Releases: ROCm/rocFFT
Releases · ROCm/rocFFT
rocFFT 1.0.21 for ROCm 5.4.3
Fixed
- Removed source directory from rocm_install_targets call to prevent installation of rocfft.h in an unintended location.
rocFFT 1.0.20 for ROCm 5.4.2
rocFFT code for ROCm 5.4.2 did not change. The library was rebuilt for the updated ROCm 5.4.2 stack.
rocFFT 1.0.20 for ROCm 5.4.1
Fixed
- Fixed incorrect results on strided large 1D FFTs where batch size does not equal the stride.
rocFFT 1.0.19 for ROCm 5.4.0
Optimizations
- Optimized some strided large 1D plans.
Added
- Added rocfft_plan_description_set_scale_factor API to efficiently multiply each output element of a FFT by a given scaling factor.

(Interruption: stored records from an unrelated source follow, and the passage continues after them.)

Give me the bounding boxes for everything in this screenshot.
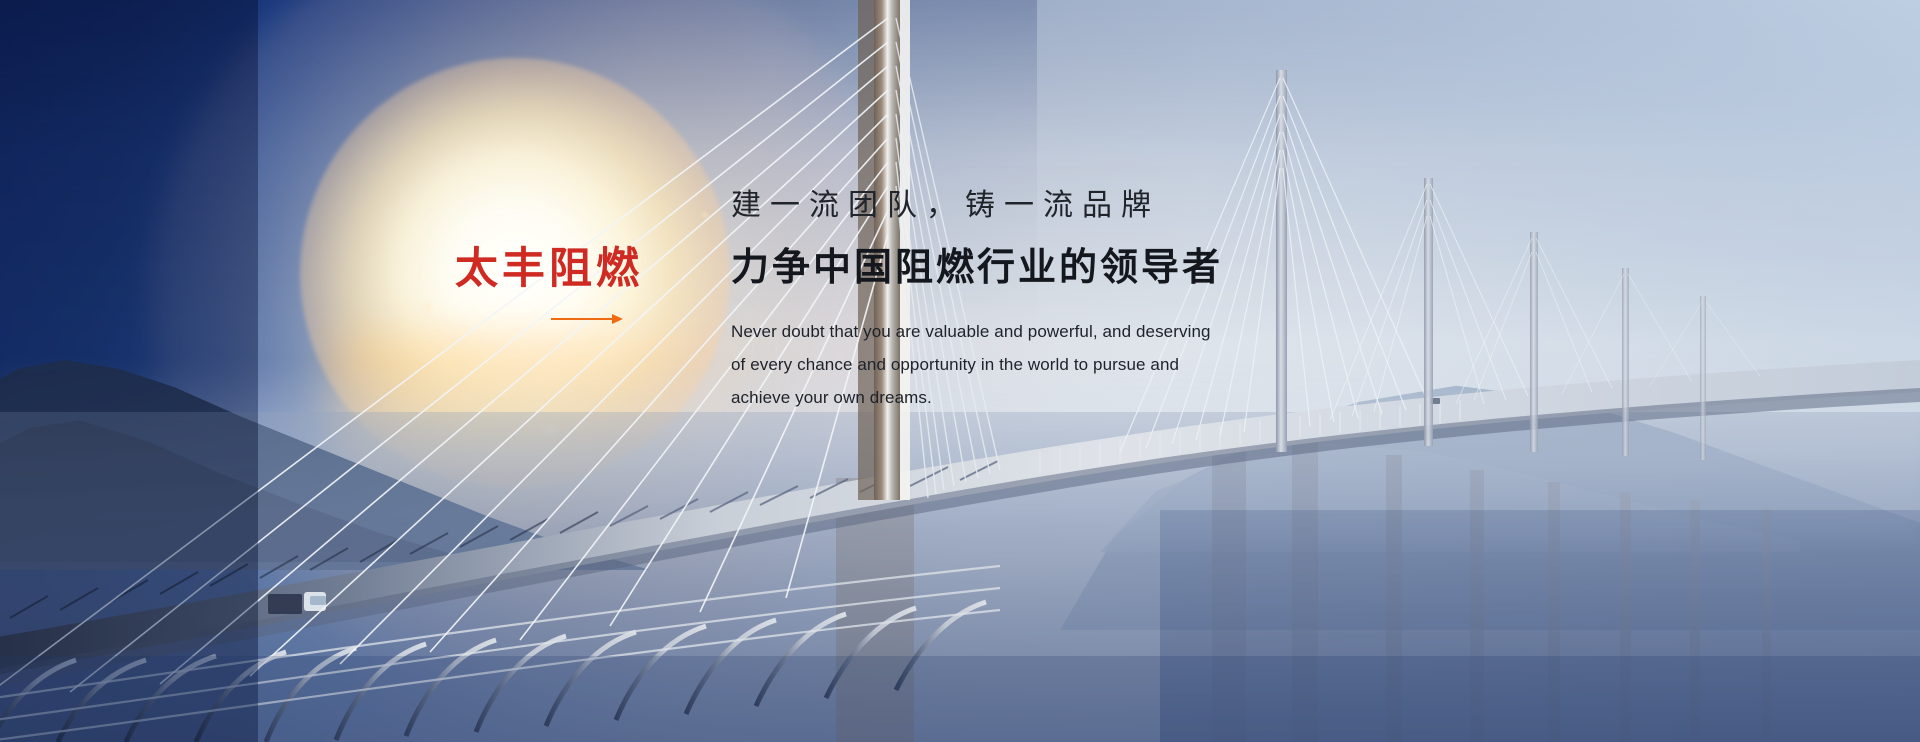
banner-paragraph: Never doubt that you are valuable and po… <box>731 315 1351 414</box>
brand-logo[interactable]: 太丰阻燃 <box>455 248 685 325</box>
arrow-shaft <box>551 318 617 320</box>
hero-banner: 太丰阻燃 建一流团队，铸一流品牌 力争中国阻燃行业的领导者 Never doub… <box>0 0 1920 742</box>
brand-logo-text: 太丰阻燃 <box>455 248 685 291</box>
banner-content: 太丰阻燃 建一流团队，铸一流品牌 力争中国阻燃行业的领导者 Never doub… <box>0 0 1920 742</box>
banner-copy: 建一流团队，铸一流品牌 力争中国阻燃行业的领导者 Never doubt tha… <box>731 188 1351 414</box>
arrow-right-icon <box>551 313 623 325</box>
headline-sub: 建一流团队，铸一流品牌 <box>731 188 1351 224</box>
page-title: 力争中国阻燃行业的领导者 <box>731 245 1351 290</box>
arrow-head <box>612 314 623 324</box>
paragraph-line: Never doubt that you are valuable and po… <box>731 315 1351 348</box>
paragraph-line: of every chance and opportunity in the w… <box>731 348 1351 381</box>
paragraph-line: achieve your own dreams. <box>731 381 1351 414</box>
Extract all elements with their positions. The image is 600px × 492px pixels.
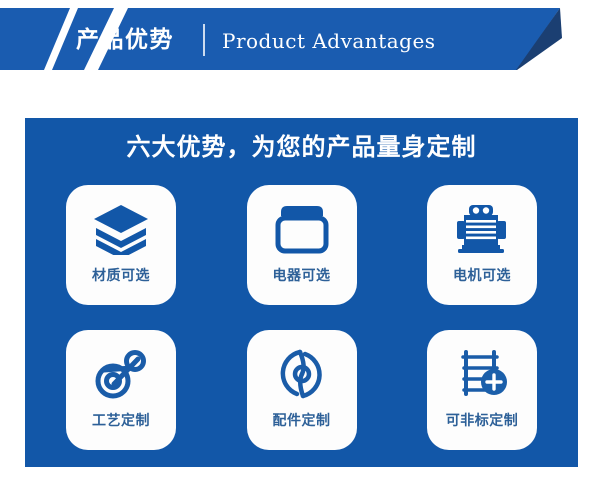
page-header: 产品优势 Product Advantages <box>0 0 600 82</box>
header-title-cn: 产品优势 <box>76 27 174 53</box>
panel-headline: 六大优势，为您的产品量身定制 <box>25 132 578 162</box>
belt-pulley-icon <box>90 345 152 403</box>
advantages-row-1: 材质可选 电器可选 <box>66 185 537 305</box>
header-title-en: Product Advantages <box>222 29 436 53</box>
advantage-card-label: 电器可选 <box>273 267 331 285</box>
advantage-card[interactable]: 材质可选 <box>66 185 176 305</box>
advantage-card[interactable]: 配件定制 <box>247 330 357 450</box>
header-divider <box>203 24 205 56</box>
advantage-card[interactable]: 电机可选 <box>427 185 537 305</box>
advantages-row-2: 工艺定制 配件定制 <box>66 330 537 450</box>
advantage-card-label: 工艺定制 <box>92 412 150 430</box>
advantage-card-label: 配件定制 <box>273 412 331 430</box>
layers-icon <box>90 200 152 258</box>
advantages-grid: 材质可选 电器可选 <box>66 185 537 450</box>
rack-plus-icon <box>451 345 513 403</box>
advantage-card-label: 可非标定制 <box>446 412 519 430</box>
advantage-card-label: 电机可选 <box>453 267 511 285</box>
electric-motor-icon <box>451 200 513 258</box>
advantage-card[interactable]: 工艺定制 <box>66 330 176 450</box>
appliance-box-icon <box>271 200 333 258</box>
advantage-card[interactable]: 可非标定制 <box>427 330 537 450</box>
impeller-fan-icon <box>271 345 333 403</box>
advantages-panel: 六大优势，为您的产品量身定制 材质可选 <box>25 118 578 467</box>
advantage-card[interactable]: 电器可选 <box>247 185 357 305</box>
advantage-card-label: 材质可选 <box>92 267 150 285</box>
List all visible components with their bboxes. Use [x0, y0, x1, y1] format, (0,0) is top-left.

- Created a rocfft_kernel_cache.db file next to the installed library. SBCC kernels are moved to this file when built with the library, and are runtime-compiled for new GPU architectures.
- Added gfx1100 and gfx1102 to default AMDGPU_TARGETS.
Changed
- Moved runtime compilation cache to in-memory by default. A default on-disk cache can encounter contention problems
on multi-node clusters with a shared filesystem. rocFFT can still be told to use an on-disk cache by setting the
ROCFFT_RTC_CACHE_PATH environment variable.
rocFFT 1.0.18 for ROCm 5.3.3
rocFFT code for ROCm 5.3.3 did not change. The library was rebuilt for the updated ROCm 5.3.3 stack.
rocFFT 1.0.18 for ROCm 5.3.2
rocFFT code for ROCm 5.3.2 did not change. The library was rebuilt for the updated ROCm 5.3.2 stack.
rocFFT 1.0.18 for ROCm 5.3.1
rocFFT code for ROCm 5.3.1 did not change. The library was rebuilt for the updated ROCm 5.3.1 stack.
rocFFT 1.0.18 for ROCm 5.3.0
Changed
- Runtime compilation cache now looks for environment variables XDG_CACHE_HOME (on Linux) and LOCALAPPDATA (on Windows) before falling back to HOME.
Optimizations
- Optimized 2D R2C/C2R to use 2-kernel plans where possible.
- Improved performance of the Bluestein algorithm.
- Optimized sbcc-168 and 100 by using half-lds.
Fixed
- Fixed occasional failures to parallelize runtime compilation of kernels.
Failures would be retried serially and ultimately succeed, but this would take extra time. - Fixed failures of some R2C 3D transforms that use the unsupported TILE_UNALGNED SBRC kernels.
An example is 98^3 R2C out-of-place. - Fixed bugs in SBRC_ERC type.
rocFFT 1.0.17 for ROCm 5.2.3
rocFFT code for ROCm 5.2.3 did not change. The library was rebuilt for the updated ROCm 5.2.3 stack.
rocFFT 1.0.17 for ROCm 5.2.1
rocFFT code for ROCm 5.2.1 did not change. The library was rebuilt for the updated ROCm 5.2.1 stack.